IWRA 2020 Online Conference - Addressing Groundwater Resilience under Climate Change
THEME 5. Groundwater Education and Capacity Development
Author(s): Subrata Singh, Pratiti Priyadarshini, Ruth Meinzen Dick, Ranjit Mohanty, Thomas Falk

Subrata Singh1, Pratiti Priyadarshini1 , Ruth Meinzen Dick2, Ranjit Mohanty2, Thomas Falk3

1. Foundation for Ecological Security
2. International Food Policy Research Institute
3. International Crops Research Institute for the Semi-Arid Tropics (ICRISAT)

Keyword(s): Commoning water, Experiential learning, Conjunctive use, Institutions, Typology of Rules, India


Climate change and variability are critical factors contributing to South Asia’s water crisis, posing increasing threats to farm-based livelihoods. Watershed development contributes to perceptible changes in water levels and provides an opportunity for discussions on the improved water levels. But in the absence of effective coordination among water users, many communities fail to sustain the benefits over time. There are multiple structural challenges related to groundwater governance in India - the ‘invisible’ nature of groundwater, poor coordination among water users and challenges of scaling methods and tools that can influence behavior at scales. This paper addresses research questions whether local water governance can be a critical entry point for sustainable water governance in India. It takes stock of current practices and better understand the potential. This understanding can then be the starting point for developing appropriate interventions.
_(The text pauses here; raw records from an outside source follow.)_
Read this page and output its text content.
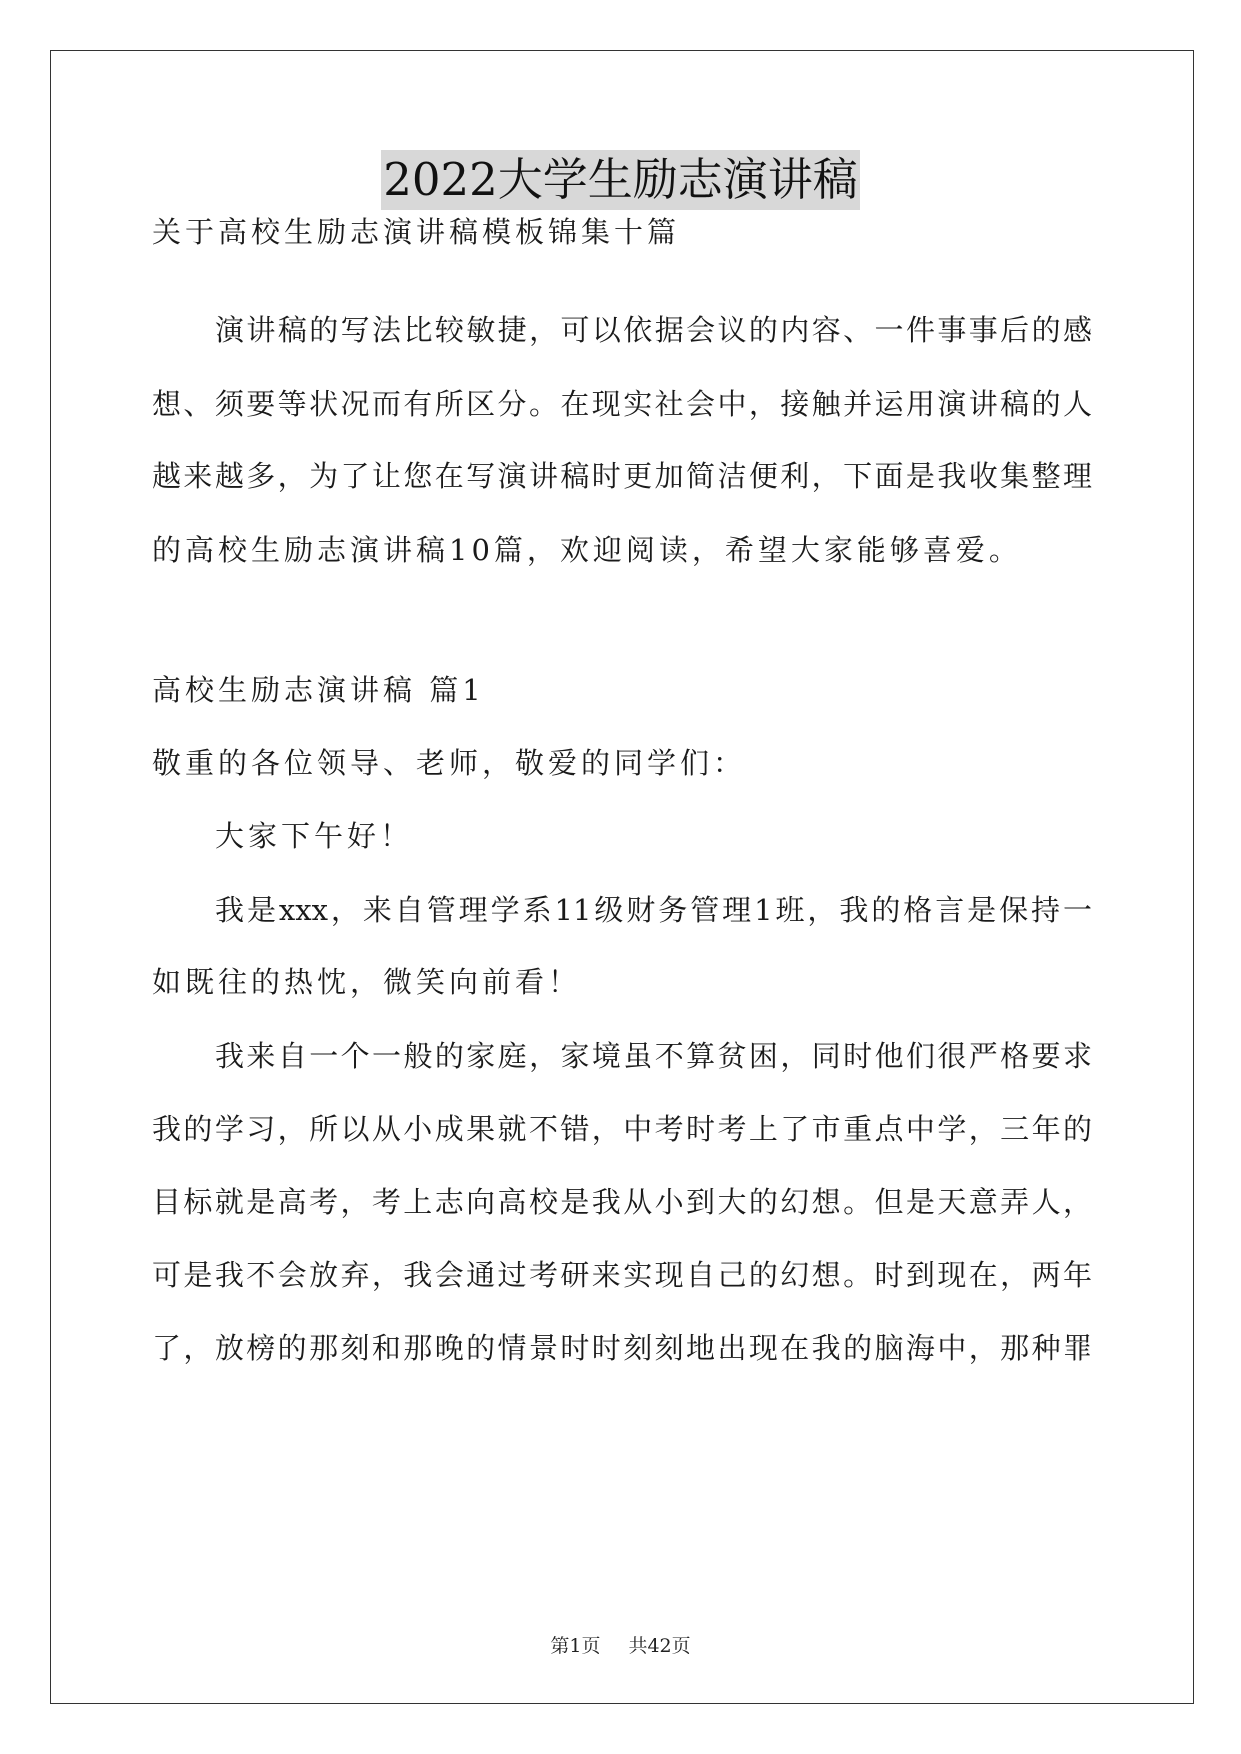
2022大学生励志演讲稿
关于高校生励志演讲稿模板锦集十篇
演讲稿的写法比较敏捷，可以依据会议的内容、一件事事后的感
想、须要等状况而有所区分。在现实社会中，接触并运用演讲稿的人
越来越多，为了让您在写演讲稿时更加简洁便利，下面是我收集整理
的高校生励志演讲稿10篇，欢迎阅读，希望大家能够喜爱。
高校生励志演讲稿 篇1
敬重的各位领导、老师，敬爱的同学们：
大家下午好！
我是xxx，来自管理学系11级财务管理1班，我的格言是保持一
如既往的热忱，微笑向前看！
我来自一个一般的家庭，家境虽不算贫困，同时他们很严格要求
我的学习，所以从小成果就不错，中考时考上了市重点中学，三年的
目标就是高考，考上志向高校是我从小到大的幻想。但是天意弄人，
可是我不会放弃，我会通过考研来实现自己的幻想。时到现在，两年
了，放榜的那刻和那晚的情景时时刻刻地出现在我的脑海中，那种罪
第1页 共42页
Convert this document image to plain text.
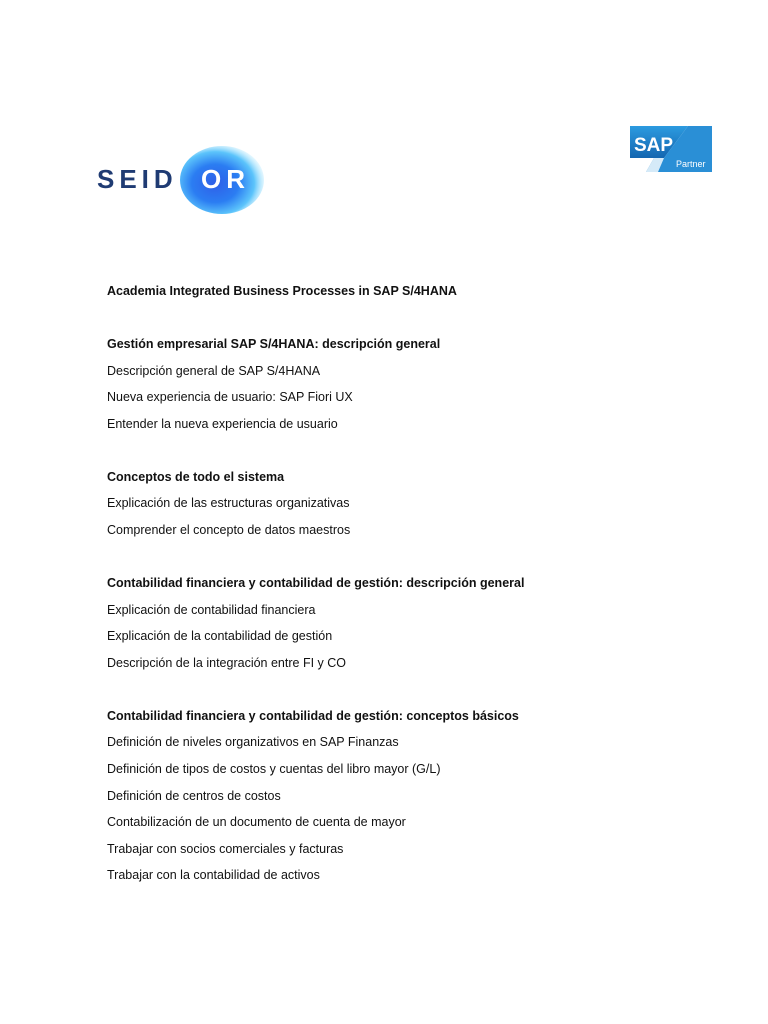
SEID OR
SAP
Partner

Academia Integrated Business Processes in SAP S/4HANA

Gestión empresarial SAP S/4HANA: descripción general

Descripción general de SAP S/4HANA

Nueva experiencia de usuario: SAP Fiori UX

Entender la nueva experiencia de usuario

Conceptos de todo el sistema

Explicación de las estructuras organizativas

Comprender el concepto de datos maestros

Contabilidad financiera y contabilidad de gestión: descripción general

Explicación de contabilidad financiera

Explicación de la contabilidad de gestión

Descripción de la integración entre FI y CO

Contabilidad financiera y contabilidad de gestión: conceptos básicos

Definición de niveles organizativos en SAP Finanzas

Definición de tipos de costos y cuentas del libro mayor (G/L)

Definición de centros de costos

Contabilización de un documento de cuenta de mayor

Trabajar con socios comerciales y facturas

Trabajar con la contabilidad de activos
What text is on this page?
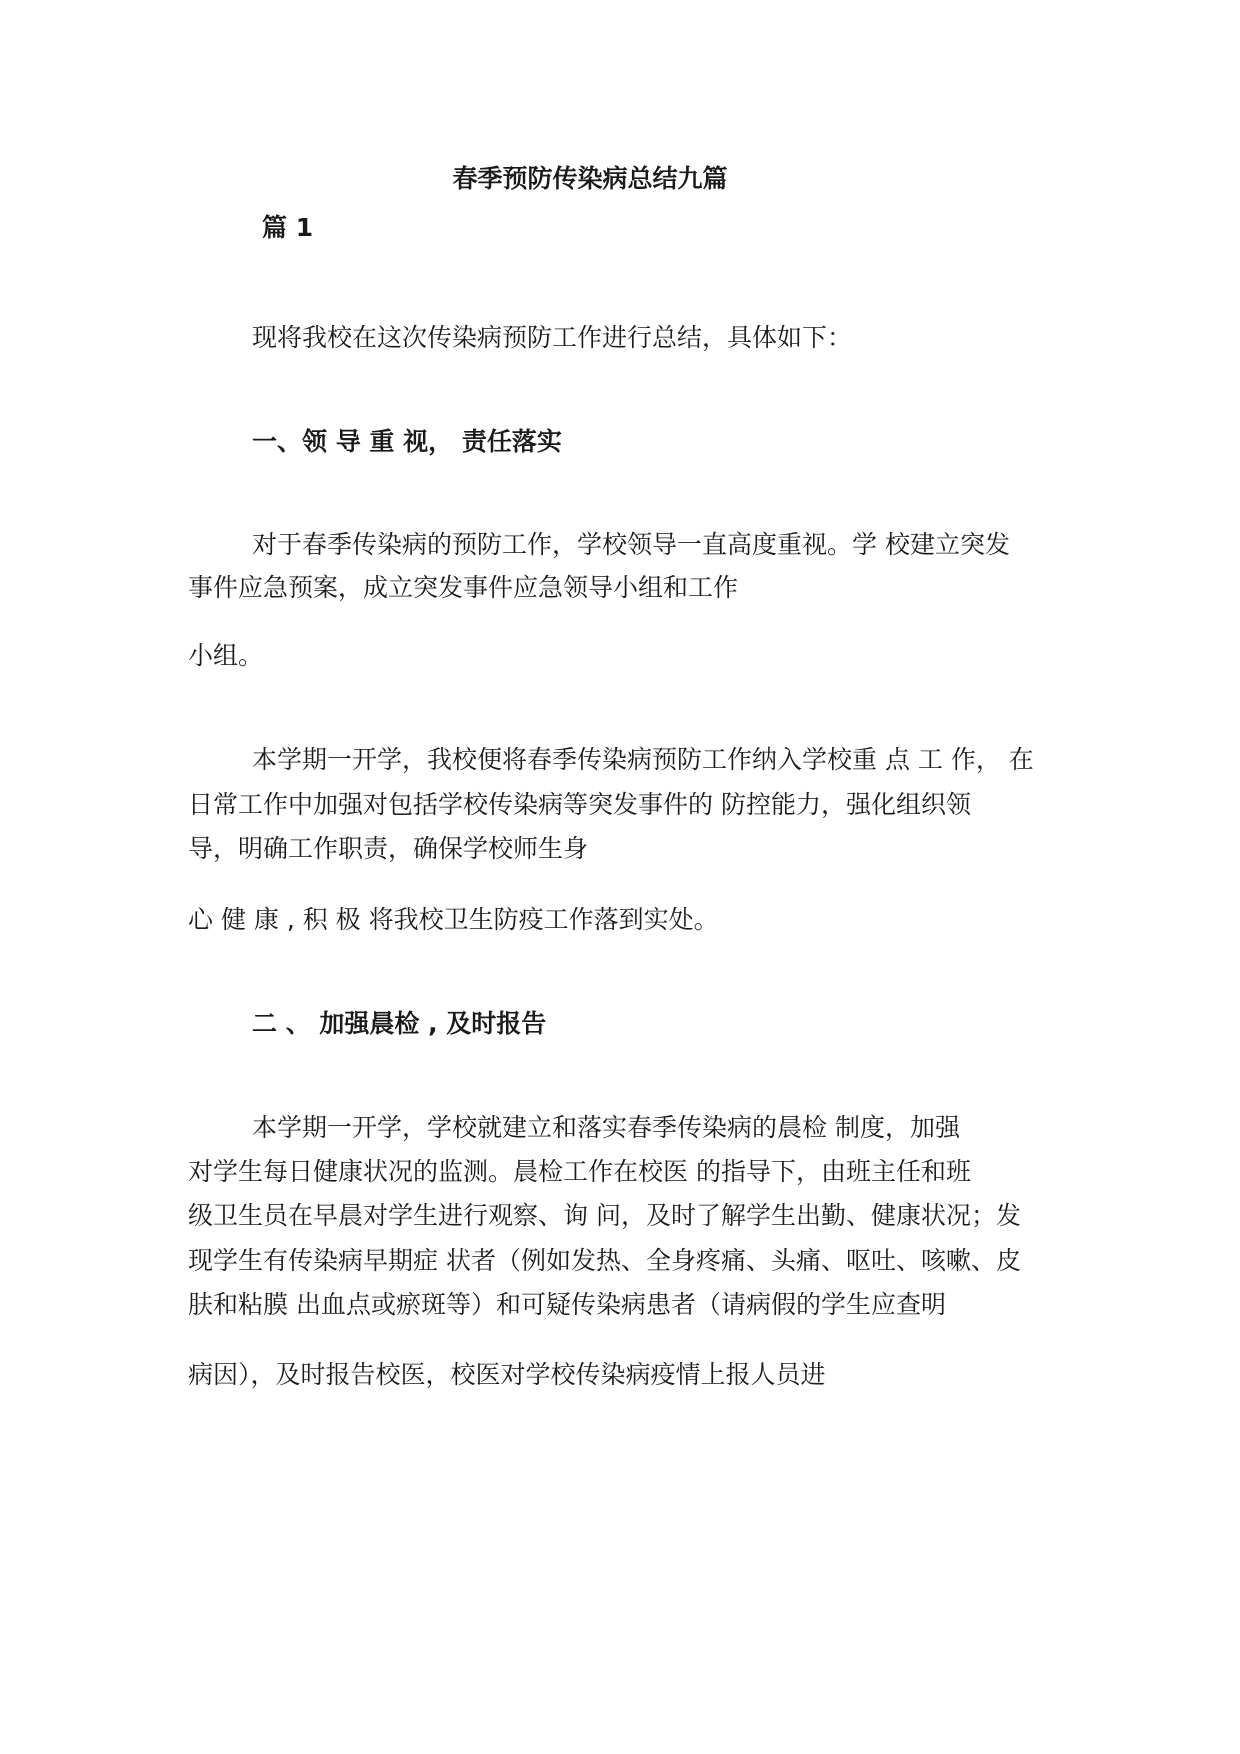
春季预防传染病总结九篇
篇 1
现将我校在这次传染病预防工作进行总结，具体如下：
一、领 导 重 视， 责任落实
对于春季传染病的预防工作，学校领导一直高度重视。学 校建立突发
事件应急预案，成立突发事件应急领导小组和工作
小组。
本学期一开学，我校便将春季传染病预防工作纳入学校重 点 工 作， 在
日常工作中加强对包括学校传染病等突发事件的 防控能力，强化组织领
导，明确工作职责，确保学校师生身
心 健 康 , 积 极 将我校卫生防疫工作落到实处。
二 、 加强晨检 , 及时报告
本学期一开学，学校就建立和落实春季传染病的晨检 制度，加强
对学生每日健康状况的监测。晨检工作在校医 的指导下，由班主任和班
级卫生员在早晨对学生进行观察、询 问，及时了解学生出勤、健康状况；发
现学生有传染病早期症 状者（例如发热、全身疼痛、头痛、呕吐、咳嗽、皮
肤和粘膜 出血点或瘀斑等）和可疑传染病患者（请病假的学生应查明
病因），及时报告校医，校医对学校传染病疫情上报人员进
This paper presents learning from working with community based institutions managing water commons, evolving practices around conjunctive use of water and commoning data and information for better decision making. The paper draws insights from experiences of working with rural communities to examine institutional dimensions for commoning groundwater and understand the use of experiential learning methods and tools in co-creating knowledge and stimulating behavioral change for equitable and sustainable water use. Data have been collected in semi-structured surveys and unstructured continuous interactions with community leaders and farmers across Andhra Pradesh, Madhya Pradesh, and Rajasthan in India. Ostrom’s rule classification framework has been used to code and analyze the status and evolution of different types of rules around water.

Our results confirm multiple local water management challenges including dropping groundwater tables, preference of water-consumptive crops and poor maintenance of water harvesting infrastructure. We find local rules especially related to infrastructure management but also related to water use.

The paper delves into the study of rules and aspects that help in commoning and making institutions adaptive. The paper underscores the need to delink land rights from water rights and provides a framework for commoning in the context of conjunctive use of water. Our results underpin the need to improve water demand management for addressing issues of water crisis and improving adaptation and resilience to climate change. Community based institutions can foster coordination, more responsible behavior of water users and improve community’s adaptive management capacity.